28.04.2020 16:16
Quelle: schweizerbauer.ch - blu
Bern
Hof: Stadt Bern sucht neuen Pächter
Landwirt Hansueli Weber will 2028 in Pension gehen.Die Stadt Bern will den Hof in der Elfenau erhalten, deshalb sucht sie einen neuen Pächter. Der Gemeinderat strebt eine «ökologische Optimierung» des Betriebs an.

Die Elfenau, am südlichen Stadtrand von Bern gelegen, erstreckt sich zwischen dem östlichen Ende des Brunnadernquartiers und der Gemeindegrenze zu Muri im Nordosten. Es gilt als Naherholungsgebiet. Zudem ist das Gebiet als Wohngebiet sehr begehrt, aber entsprechend teuer.

Bevölkerung verhinderte Verkauf

Dass in der Elfenau bis heute Landwirtschaft betrieben wird, ist auch der Quartierbevölkerung zu verdanken. In den 2000er-Jahren bestanden Pläne, ein Teil der Grünflächen, die rund 5 ha grosse Manuelmatte, zu überbauen. Und 2009 hatte die Stadt die Absicht geäussert, den Hof zu veräussern. 

Dies deshalb, weil rund 1,4 Millionen Franken wären nötig gewesen, um den Betrieb an das Tierschutzgesetz anzupassen. In beiden Fällen regte sich in der Bevölkerung Widerstand. Nach einer turbulenten Informationsveranstaltung, drei Vorstössen im Stadtrat und Dutzenden Briefen an die Stadtverwaltung lenkte der Gemeinderat. Die Stadt liess die Pläne fallen, Landwirt Hansueli Weber den Pachtvertrag zu künden. Für rund 300'000 Franken wurde der Kuhstall in der Folge an die Vorgaben angepasst. Die Schweinehaltung gab der Landwirt auf.

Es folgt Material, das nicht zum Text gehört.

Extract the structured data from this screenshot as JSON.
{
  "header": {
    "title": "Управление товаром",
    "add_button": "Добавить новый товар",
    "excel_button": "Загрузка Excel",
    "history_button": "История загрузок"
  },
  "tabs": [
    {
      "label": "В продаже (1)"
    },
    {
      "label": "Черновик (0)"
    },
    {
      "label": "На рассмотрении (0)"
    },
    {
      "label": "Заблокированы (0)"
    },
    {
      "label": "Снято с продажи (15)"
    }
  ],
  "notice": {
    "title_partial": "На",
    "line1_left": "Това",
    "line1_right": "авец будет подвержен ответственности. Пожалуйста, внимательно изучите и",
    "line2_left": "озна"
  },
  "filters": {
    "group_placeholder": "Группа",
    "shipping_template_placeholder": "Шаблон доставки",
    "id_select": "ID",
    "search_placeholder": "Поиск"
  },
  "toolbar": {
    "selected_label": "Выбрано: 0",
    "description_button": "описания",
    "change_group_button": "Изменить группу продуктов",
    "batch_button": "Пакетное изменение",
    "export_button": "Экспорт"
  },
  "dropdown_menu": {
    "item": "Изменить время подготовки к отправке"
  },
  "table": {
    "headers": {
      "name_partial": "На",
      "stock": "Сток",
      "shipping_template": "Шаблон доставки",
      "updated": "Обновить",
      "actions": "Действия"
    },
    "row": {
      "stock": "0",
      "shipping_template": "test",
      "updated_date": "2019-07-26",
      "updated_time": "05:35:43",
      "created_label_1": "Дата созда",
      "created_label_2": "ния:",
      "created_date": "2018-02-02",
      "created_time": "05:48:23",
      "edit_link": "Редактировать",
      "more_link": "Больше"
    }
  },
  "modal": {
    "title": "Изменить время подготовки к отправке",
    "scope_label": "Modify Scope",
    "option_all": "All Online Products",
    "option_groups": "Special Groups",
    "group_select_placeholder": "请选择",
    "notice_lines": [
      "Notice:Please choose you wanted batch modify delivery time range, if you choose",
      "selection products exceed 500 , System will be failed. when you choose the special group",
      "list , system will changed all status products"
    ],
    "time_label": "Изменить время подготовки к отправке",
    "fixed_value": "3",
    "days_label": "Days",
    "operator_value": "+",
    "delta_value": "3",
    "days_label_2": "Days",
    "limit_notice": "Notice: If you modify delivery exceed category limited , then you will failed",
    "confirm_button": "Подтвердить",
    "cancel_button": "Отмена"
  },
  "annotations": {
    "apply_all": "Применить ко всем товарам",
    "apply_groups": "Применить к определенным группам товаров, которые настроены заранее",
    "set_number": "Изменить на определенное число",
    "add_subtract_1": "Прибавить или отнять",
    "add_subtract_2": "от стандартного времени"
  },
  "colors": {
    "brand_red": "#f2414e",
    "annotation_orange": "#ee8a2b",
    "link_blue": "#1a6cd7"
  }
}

SP will Betrieb mit Modellcharakter

Wie die Zeitung «Der Bund» berichtet, will Landwirt Weber, der den Betrieb in der vierten Generation pachtet, im Jahr 2028 in Pension gehen. Für den 19 Hektaren grossen Betrieb gibt es mit grosser Wahrscheinlichkeit familienintern keinen Nachfolger. 

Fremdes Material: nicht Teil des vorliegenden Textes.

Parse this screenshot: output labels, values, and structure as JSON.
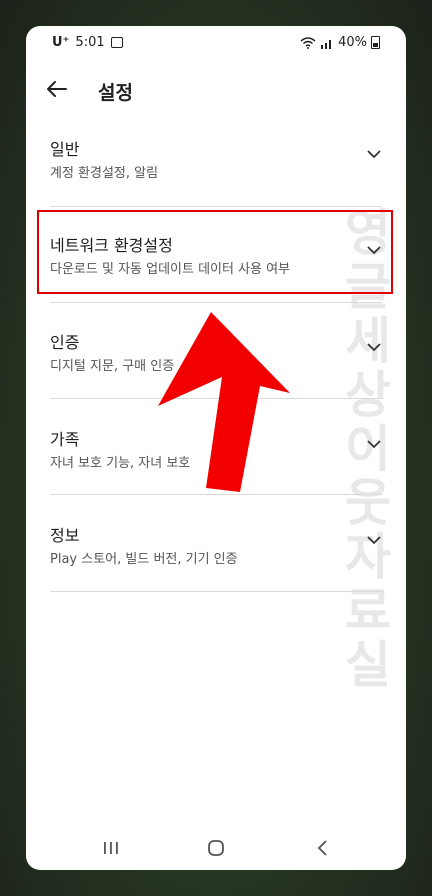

Die SP-Fraktion der Stadt Bern will mit einem Vorstoss den «Stadtbauernhof Elfenau» erhalten. Sie fordert den Gemeinderat auf, den Weiterbestand des Bauernhofes in der Elfenau sicherzustellen und die Rahmenbedingungen für einen zukunftsträchtigen Betrieb mit Modellcharakter zu schaffen. Zudem soll die Stadtregierung ein nachhaltiges Betriebskonzept erarbeiten, das ökologische, ökonomische und gesellschaftliche Kriterien erfüllt. Dabei sei die Quartierbevölkerung einzubeziehen.

Finanziell selbsttragend

Der SP denkt dabei an die Direktvermarktung von Hofprodukten, einen Begegnungs- und Bildungsort für die Bevölkerung sowie eine Umstellung auf biologische Produktion. Der Stadtberner Gemeinderat will den Hof erhalten, wie es in der Antwort auf den SP-Vorstoss heisst. «Das Ziel besteht darin, einen neuen Betrieb zu ermöglichen, der langfristig gesichert und finanziell selbsttragend ist», sagt der zuständige Gemeinderat Michael Aebersold (SP). 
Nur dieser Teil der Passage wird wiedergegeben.